Connectors are found lazily by dataset id: there is no central registry to maintain. A concrete connector lives in its own folder at datasets/<org>/<name>/ (lowercase Python package names): the package's __init__.py exposes a module-level CONNECTOR and a dataset.yaml card sits beside it, so timenet-curate build <org>/<name> imports just that package. Reusable bases live under bases/. Each connector declares its own id in metadata(); ids are lowercase org/name.

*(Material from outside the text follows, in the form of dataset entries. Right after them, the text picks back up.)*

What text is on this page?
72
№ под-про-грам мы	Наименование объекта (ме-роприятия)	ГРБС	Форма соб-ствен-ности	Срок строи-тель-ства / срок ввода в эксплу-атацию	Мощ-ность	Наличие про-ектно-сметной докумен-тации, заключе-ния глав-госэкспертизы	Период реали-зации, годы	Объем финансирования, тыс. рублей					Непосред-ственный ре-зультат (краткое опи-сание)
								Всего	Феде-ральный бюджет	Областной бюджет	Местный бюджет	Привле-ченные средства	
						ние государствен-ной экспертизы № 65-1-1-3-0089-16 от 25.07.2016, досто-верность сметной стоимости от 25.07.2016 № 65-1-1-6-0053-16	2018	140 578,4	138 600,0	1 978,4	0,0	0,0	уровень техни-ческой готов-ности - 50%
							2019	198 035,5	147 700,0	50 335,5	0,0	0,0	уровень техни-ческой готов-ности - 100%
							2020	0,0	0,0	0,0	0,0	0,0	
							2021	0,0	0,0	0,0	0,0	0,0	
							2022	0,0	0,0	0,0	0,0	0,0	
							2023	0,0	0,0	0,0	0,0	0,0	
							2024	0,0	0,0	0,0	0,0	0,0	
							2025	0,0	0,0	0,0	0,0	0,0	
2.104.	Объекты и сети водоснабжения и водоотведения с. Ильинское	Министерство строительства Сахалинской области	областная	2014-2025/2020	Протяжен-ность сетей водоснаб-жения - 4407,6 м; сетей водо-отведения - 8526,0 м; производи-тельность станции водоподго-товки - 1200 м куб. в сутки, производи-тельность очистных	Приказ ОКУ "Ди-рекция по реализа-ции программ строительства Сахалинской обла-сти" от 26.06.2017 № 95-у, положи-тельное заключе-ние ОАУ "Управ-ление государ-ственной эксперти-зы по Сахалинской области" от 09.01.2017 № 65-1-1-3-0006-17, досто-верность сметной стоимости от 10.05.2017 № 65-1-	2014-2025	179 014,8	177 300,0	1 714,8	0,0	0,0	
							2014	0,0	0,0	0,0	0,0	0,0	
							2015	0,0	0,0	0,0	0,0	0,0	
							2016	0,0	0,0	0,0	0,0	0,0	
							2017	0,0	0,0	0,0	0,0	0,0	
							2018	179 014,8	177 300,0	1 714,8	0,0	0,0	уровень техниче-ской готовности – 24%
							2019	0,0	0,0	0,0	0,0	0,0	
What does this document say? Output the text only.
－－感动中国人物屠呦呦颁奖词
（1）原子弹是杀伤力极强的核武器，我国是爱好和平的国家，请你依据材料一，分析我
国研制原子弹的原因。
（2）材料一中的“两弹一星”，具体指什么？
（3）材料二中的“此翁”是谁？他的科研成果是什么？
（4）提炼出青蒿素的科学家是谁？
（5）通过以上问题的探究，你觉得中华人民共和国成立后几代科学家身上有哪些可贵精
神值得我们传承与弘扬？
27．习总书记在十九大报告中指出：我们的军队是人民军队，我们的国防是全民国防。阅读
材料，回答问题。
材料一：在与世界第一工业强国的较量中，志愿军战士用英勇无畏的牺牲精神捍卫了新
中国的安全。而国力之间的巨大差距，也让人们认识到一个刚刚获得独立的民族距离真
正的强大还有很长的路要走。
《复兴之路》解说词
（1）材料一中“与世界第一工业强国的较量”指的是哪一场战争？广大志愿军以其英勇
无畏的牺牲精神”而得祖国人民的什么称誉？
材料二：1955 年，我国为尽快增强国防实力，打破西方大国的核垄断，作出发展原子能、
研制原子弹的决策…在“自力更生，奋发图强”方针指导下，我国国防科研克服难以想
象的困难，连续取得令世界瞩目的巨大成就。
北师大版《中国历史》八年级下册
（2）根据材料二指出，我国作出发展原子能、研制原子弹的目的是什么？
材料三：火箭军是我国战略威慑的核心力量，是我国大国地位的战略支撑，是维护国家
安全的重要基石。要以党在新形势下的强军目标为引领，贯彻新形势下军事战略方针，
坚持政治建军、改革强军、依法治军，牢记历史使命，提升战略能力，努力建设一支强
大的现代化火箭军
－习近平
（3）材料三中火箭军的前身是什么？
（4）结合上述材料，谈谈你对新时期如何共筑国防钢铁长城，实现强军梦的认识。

Optional dependencies and credentials

A connector may need libraries or credentials its source requires. Declare heavy libraries as an optional extra and import them lazily inside the connector so base users don't have to install them; a missing library should raise a clear error. Credentials come from the environment. For the HuggingFace Hub, a token is read from HF_TOKEN automatically (needed only for gated/private sources). Downloaded source files cache under <TIMENET_CACHE> (see client config).

Example connectors

  • timenet/hello-world is a synthetic, offline reference connector. It needs no network and produces a fully deterministic dataset, so it doubles as the round-trip fixture: two modalities over a shared data source, a series shared across samples, a windowed sample, a chunk-split-sized series, all three annotation shapes (one shared), and a ClassificationTask -> QATask chain plus a LabelingTask. Its dataset card, dataset.yaml, sits beside it in datasets/timenet/hello_world/.
  • chengsenwang/tsqa is a time-series QA dataset: each row's series becomes a TimeSeries and its question/answer a QATask.
timenet-curate build chengsenwang/tsqa                 # live download from the Hub into the local registry
timenet-curate build chengsenwang/tsqa --keep-cache    # keep the raw sources for a faster rebuild

A successful build removes the dataset's raw download cache (<TIMENET_CACHE>/<dataset_id>), since the sources are only needed during conversion; pass --keep-cache to retain them.

Keeping download and convert apart is what makes a connector testable offline: convert takes raw references and touches no network, so a test hands it a checked-in fixture and skips download entirely. See packages/timenet-connectors/tests/fixtures/ and the _convert() helpers beside them.

Once built, load and inspect a dataset with the SDK. See examples/load_tsqa.py, which loads a dataset and calls describe() to print its identity, counts, per-spec columns, and a sample preview.


See the API reference for timenet.connectors for the full symbol listing.